Дорогой Джек!
Я пишу это в субботу вечером после танцев. Мне очень тоскливо, я сейчас объясню. Ко мне подошла Бесси, Кровгорд познакомил ее с Эдной. А ты знаешь, как мне нравится Эдна и вся эта ее чопорность. Она сказала, что на соревнованиях с тобой была Полин. Тут я с катушек и слетела. Эдна с Полин подруги, и они ни перед чем не остановятся, чтобы тебя со мною разлучить. Ты заставил меня так ревновать, что прямо не знаю, что я там говорила или делала, знаю только, что мне хотелось поскорее оттуда уйти, но девчонки со мной идти домой не захотели. Если тебе хочется разговаривать с Полин, пожалуйста, пускай этого не видит никто из моих друзей, потому что до меня всегда доходит. Наверно, я не могу справиться со своей ревностью, она у меня врожденная. Ну и конечно, у этой истории есть и другая сторона. Когда я ревную тебя, я делаю так, что тебе больно, а мне этого страшно не хочется. Я, наверно, не понимаю, как ты можешь ходить с любыми девчонками и чтоб я при этом не вмешивалась. Теперь я осознаю, что я за эгоистка. Джек, ты должен меня простить, пожалуйста. Наверно, это потому, что ты мне так сильно нравишься. Я постараюсь и запомню, что это – твоя привилегия, ходить с кем хочешь и делать как хочешь. Я, конечно, буду ревновать, но когда-то же надо с этим справиться. Однажды, может быть, ты – найдешь во мне те качества, которыми больше всего восхищаешься в девушке, причем – себялюбивой. Я знаю, что у тебя есть право и не отвечать мне, но ты всегда слишком много спускал мне с рук, и я это знаю. Я должна была тебе это написать и сказать, что мне так жалко, что в тот вечер случилось.
Со всей моей любовью
МЭГГИ
Прости меня, пожалуйста
Напиши скорее – а это порви
В тот вечер я был у нее ровно в восемь, сразу же после ужина и на самом быстром автобусе, хмурый воздух потеплел, что-то поломалось и расцвело грибами во влажной зимней земле Лоуэлла, на Конкорде потрескивал лед, над взбудораженными деревьями дули ветры с зеленоватым грузом надежды – казалось, сама земля возрождается – Мэгги кинулась ко мне в объятья у дверей, мы спрятались в проеме, в темных немых и тесных тисках рук, целуясь, выжидая, прислушиваясь.

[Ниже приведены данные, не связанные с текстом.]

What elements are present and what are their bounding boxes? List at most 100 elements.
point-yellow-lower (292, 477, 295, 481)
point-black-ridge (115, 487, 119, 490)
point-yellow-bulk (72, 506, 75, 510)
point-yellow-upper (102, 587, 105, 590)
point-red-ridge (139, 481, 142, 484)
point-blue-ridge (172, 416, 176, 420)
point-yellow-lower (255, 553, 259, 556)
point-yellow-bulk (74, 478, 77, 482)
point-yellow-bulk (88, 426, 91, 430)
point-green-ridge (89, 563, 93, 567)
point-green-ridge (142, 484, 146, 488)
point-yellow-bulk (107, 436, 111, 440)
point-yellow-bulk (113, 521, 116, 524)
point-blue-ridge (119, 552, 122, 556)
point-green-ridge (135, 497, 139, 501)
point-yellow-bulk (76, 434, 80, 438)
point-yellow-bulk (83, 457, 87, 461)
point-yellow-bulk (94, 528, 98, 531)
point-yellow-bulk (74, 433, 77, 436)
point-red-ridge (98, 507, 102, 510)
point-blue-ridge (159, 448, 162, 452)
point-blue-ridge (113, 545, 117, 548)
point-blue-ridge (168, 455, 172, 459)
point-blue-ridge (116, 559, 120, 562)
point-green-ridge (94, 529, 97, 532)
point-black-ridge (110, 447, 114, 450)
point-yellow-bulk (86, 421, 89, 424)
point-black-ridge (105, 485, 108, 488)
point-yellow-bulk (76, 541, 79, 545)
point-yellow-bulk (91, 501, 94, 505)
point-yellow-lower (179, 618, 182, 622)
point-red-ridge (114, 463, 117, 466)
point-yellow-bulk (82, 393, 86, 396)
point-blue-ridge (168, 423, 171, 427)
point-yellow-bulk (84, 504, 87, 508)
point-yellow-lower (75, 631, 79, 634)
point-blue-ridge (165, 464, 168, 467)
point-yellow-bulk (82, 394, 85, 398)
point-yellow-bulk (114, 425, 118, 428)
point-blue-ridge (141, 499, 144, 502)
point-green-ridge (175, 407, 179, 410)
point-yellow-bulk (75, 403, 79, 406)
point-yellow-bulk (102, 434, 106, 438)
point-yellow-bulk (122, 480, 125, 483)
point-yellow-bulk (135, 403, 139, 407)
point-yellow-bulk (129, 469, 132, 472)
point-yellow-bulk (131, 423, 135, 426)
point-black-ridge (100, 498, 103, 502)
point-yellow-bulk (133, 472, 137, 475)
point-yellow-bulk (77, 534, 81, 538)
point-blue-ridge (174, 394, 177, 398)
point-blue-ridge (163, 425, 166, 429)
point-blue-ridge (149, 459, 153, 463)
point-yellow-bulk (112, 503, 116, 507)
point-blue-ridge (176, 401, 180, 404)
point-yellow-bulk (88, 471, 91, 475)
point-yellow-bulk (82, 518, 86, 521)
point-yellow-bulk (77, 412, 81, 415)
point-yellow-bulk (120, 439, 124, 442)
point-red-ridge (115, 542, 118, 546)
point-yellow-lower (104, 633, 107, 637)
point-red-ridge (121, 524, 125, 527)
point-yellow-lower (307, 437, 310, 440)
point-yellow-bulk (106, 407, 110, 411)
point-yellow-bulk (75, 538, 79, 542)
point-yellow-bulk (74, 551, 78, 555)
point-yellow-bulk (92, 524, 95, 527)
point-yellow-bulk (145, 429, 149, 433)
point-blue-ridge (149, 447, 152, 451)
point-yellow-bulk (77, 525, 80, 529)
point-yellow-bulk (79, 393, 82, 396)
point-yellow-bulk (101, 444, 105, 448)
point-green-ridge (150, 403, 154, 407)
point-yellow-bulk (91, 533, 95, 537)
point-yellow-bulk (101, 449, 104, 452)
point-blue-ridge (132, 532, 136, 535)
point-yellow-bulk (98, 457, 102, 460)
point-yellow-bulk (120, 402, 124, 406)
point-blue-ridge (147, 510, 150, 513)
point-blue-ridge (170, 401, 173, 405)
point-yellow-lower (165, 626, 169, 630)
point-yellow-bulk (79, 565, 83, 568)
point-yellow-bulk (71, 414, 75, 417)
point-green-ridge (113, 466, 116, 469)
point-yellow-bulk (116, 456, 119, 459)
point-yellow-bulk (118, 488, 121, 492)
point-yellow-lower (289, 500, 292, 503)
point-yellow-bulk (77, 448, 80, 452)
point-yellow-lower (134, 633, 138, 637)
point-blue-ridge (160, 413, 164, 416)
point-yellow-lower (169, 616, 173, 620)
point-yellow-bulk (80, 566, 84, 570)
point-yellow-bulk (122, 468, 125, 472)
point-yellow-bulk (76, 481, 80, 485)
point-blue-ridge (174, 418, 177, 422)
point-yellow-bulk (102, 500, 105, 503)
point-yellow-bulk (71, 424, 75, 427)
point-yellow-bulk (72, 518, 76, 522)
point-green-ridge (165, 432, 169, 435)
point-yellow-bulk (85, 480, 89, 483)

– Бедный Джеки, от такой дуры, как я, у тебя всегда будут одни неприятности.
– Нет, не будет.
– Я разозлилась тогда на Кровгорда. Ты его видел? Сегодня? В школе? Можешь ему передать, что я извиняюсь?
– Конечно-конечно.
Прячет лицо мне в свитер:
– Мне все равно было так ужасно – У меня дядя умер, я видела его в гробу. Ах – это так… мне все говорят, что мне скучно, что мне нельзя только бродить по дому и думать о мальчиках – о тебе – тебе
, – надув губки, целует меня. – А мне из дому даже выходить не хочется – там у них сплошь одни гробы, все мертвые – Как же я работать пойду, если мне и жить не хочется. Ой-ё-ёй – мне было так страаашно.– Что?
– Мой дядя
– Его похоронили в пятницу утром, камней на него набросали и цветы – А мне все равно было плохо, как о тебе подумаю – но не от этого плохо – но я тебе не могу сказать – объяснить не могу.– Ничего.
Она сидела и смотрела у меня на коленях много часов, молчала, в темной гостиной – Я понимал все, сдерживался, выжидал.